Die Weihnachtsgeschenke lagen ungeöffnet herum.Sie hatte keinen Weihnachtsbaum. Ein fremde kühne Entscheidung, die sie für sich getroffen hatte, unsicher und in Erwartung der Katastrophe, die möglicherweise über sie hereinbrechen könnte. Neben Paul waren Entscheidungen immer leicht gewesen. Ohne ihn wurde sie zaghaft vor sich selbst. Evi hatte mehr als erstaunt geguckt.
„Und da brichst du nicht zusammen, so gegen 20 Uhr am Heiligabend?“ Sie sog zweifelnd an ihrer Zigarette.
Johanna nickt, unsicher, tapfer, ängstlich, entschlossen.
„Und die Nachkommen? Keines da? Zu keinem hingehen? Oder tauchen sie auf?“
„Nein, niemand – oder noch mal kurz zu Lilli…“
Evi winkte ab.
„Komm einfach zu mir; wir essen ein nettes Abendbrot, gucken uns die leidige Weihnachtsgeschichte an, prüfen unsere Bibelfestigkeit – ich kann mir nicht helfen, Weihnachten hört auf, wenn die Kinder wissen, was die Geschenke, die sie sich gewünscht haben, kosten und anschließend zur Party um den Block ziehen.“
Sie holte sich ihren Mantel, suchte nach den Autoschlüsseln und betrachtete ihre verloren dasitzende Freundin.
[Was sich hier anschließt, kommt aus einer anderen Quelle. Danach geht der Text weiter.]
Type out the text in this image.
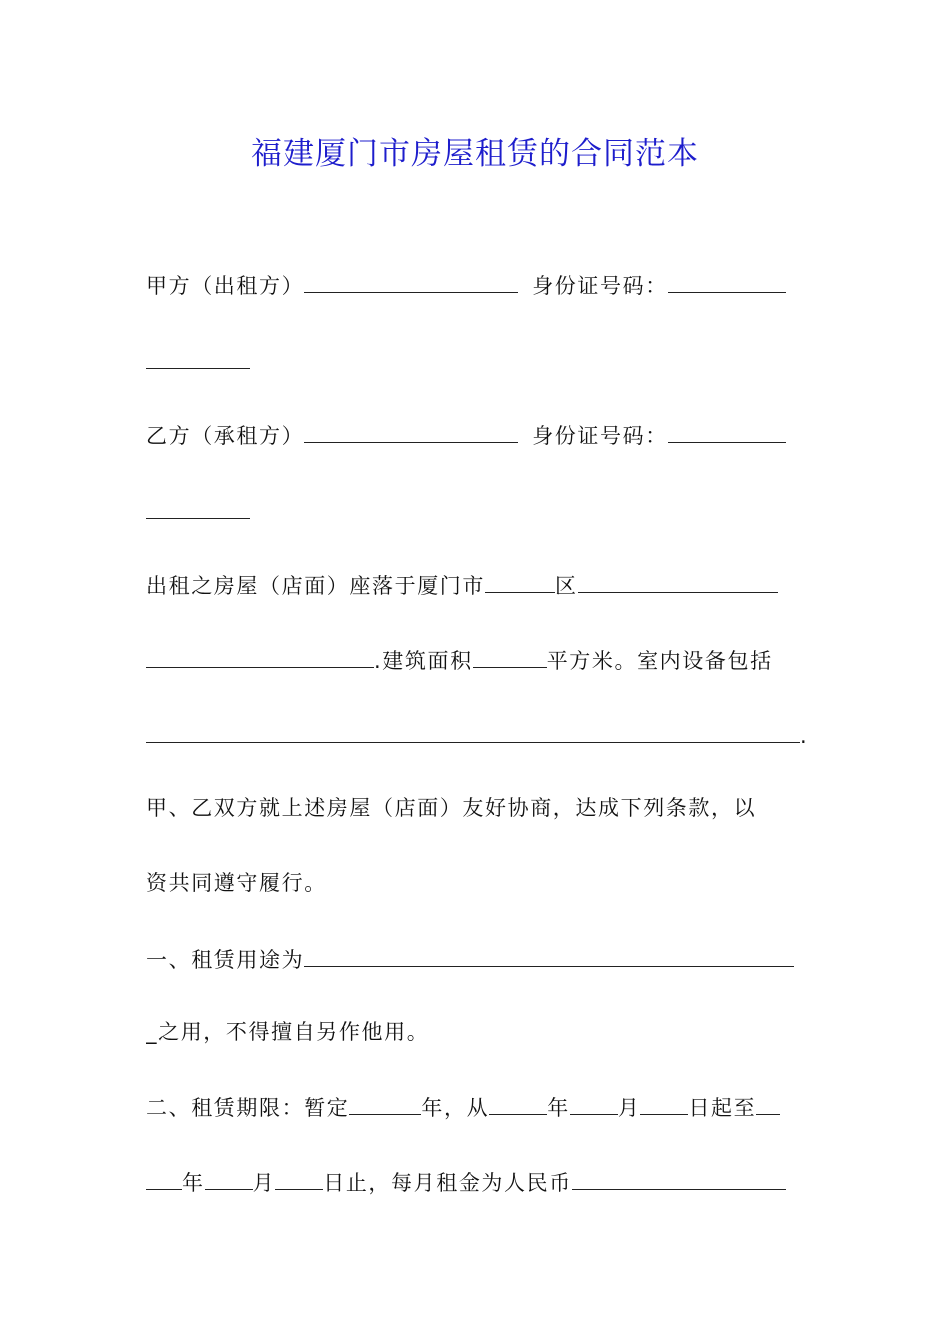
福建厦门市房屋租赁的合同范本
甲方（出租方）	身份证号码：
乙方（承租方）	身份证号码：
出租之房屋（店面）座落于厦门市	区
.建筑面积	平方米。室内设备包括
.
甲、乙双方就上述房屋（店面）友好协商，达成下列条款，以
资共同遵守履行。
一、租赁用途为
_之用，不得擅自另作他用。
二、租赁期限：暂定	年，从	年 月 日起至
年 月 日止，每月租金为人民币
„Alte Glucke. Zerfließ nicht in Selbstmitleid und korrigier dein Hoffnungsverhalten.“
Die Tür fiel leise hinter ihr zu. Evi war bei aller Korpulenz eine leise und leichte Person. Das hatte Johanna schon immer gefallen.
Sie kannten einander lange, eine Kindergartenfreundschaft, wie Johanna es gern nannte. Es gab gemeinsame Jahrzehnte aber auch Jahre, da hatte es sie auseinandergedriftet. Später, nach Pauls Tod, bedurfte es keiner weiteren Erklärung. Es waltete wieder die Kindergartenfreundschaft, verlässlicher denn je.
Es war kein Weihnachten, es war eine Mutprobe.
Johanna steckte Tannenzweige in die alte Bodenvase, die immer noch undicht war, stellte ergeben einen Teller drunter und fand nirgendwo den Karton mit dem Weihnachtsbaumschmuck.
Wahrscheinlich hatte sie ihn beim Umzug in der alten Wohnung stehen lassen. Dafür fand sie den Kasten mit hölzernen Ostereiern und hing diese an.